Эх, зря он заставил покойного Юрка с тщанием вычистить пистолет! «За перекос затвора отдал бы пол-Шеола!» – какие только глупости не лезут перед смертью в голову.
Едва только указательный палец игумена дрогнул на спусковом крючке, как Кузьма метнулся в сторону, заранее понимая, что от пули так просто не уйдешь. Звук выстрела был похож на зловещий треск крепежной стойки, не выдержавшей давления горных пород, однако никакой боли он не почувствовал и даже не услышал свиста пролетевшей мимо пули.
Инстинктивно обернувшись назад, Кузьма увидел, что игумен трясет кистью правой руки, мало что пустой, да еще и окровавленной, а Венедим, продолжая размахивать самым увесистым из своих крестов, отступает в сторону – одинаково поспешно и неловко.
Вот, значит, кто его спас! Смиренный инок, даже мухи прежде не обидевший. Кто бы мог такое предсказать!
Несмотря на боль и ярость, матерной бранью прорвавшуюся наружу сквозь плотно сжатые уста, игумен присутствия духа не утратил. Он не стал гоняться за Венедимом с топором, а, нагнувшись, шарил здоровой рукой в поисках выпавшего пистолета.

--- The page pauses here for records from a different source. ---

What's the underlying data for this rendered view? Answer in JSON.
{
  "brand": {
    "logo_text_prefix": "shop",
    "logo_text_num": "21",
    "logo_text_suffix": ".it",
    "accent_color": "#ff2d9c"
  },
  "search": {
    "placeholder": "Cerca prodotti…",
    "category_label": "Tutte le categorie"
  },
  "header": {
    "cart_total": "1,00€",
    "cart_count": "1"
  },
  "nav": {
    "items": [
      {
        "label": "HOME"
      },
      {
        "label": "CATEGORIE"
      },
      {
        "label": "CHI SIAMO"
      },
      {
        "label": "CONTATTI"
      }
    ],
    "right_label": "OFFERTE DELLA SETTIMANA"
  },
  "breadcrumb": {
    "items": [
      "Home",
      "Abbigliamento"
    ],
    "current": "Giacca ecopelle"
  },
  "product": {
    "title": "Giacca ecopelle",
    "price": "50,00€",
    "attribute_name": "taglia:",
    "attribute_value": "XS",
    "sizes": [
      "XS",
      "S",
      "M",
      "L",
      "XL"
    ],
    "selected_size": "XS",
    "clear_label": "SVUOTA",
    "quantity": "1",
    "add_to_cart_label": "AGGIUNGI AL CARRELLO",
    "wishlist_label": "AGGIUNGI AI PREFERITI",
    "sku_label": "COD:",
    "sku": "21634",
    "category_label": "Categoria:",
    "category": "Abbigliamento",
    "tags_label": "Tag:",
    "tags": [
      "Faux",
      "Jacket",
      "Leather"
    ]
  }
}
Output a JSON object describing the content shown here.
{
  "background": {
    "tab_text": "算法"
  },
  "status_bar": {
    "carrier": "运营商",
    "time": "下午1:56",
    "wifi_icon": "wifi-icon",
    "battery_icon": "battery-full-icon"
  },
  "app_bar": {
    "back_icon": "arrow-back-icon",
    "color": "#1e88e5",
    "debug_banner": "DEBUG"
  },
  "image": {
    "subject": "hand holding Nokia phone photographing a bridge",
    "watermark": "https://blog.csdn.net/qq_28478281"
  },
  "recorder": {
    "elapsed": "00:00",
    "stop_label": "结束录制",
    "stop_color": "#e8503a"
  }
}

Наступил решающий момент. Такое ощущается нутром. Как поют метростроевцы: «Это есть наш последний и решительный бой…»
Рванувшись вперед, Кузьма что было силы толкнул игумена в ту часть тела, которая сейчас торчала кверху. Крепок был бывший метростроевец, а нынешний катакомбник Серапион Столпник, ничего не скажешь. Даже задница его производила впечатление металлической отливки. Недаром, значит, копил силушку, подвизаясь на своем столпе. На ногах-то он удержался, но, сделав по инерции несколько стремительных шагов, оказался за чертой, пересечь которую в обратном направлении не позволили бы химеры.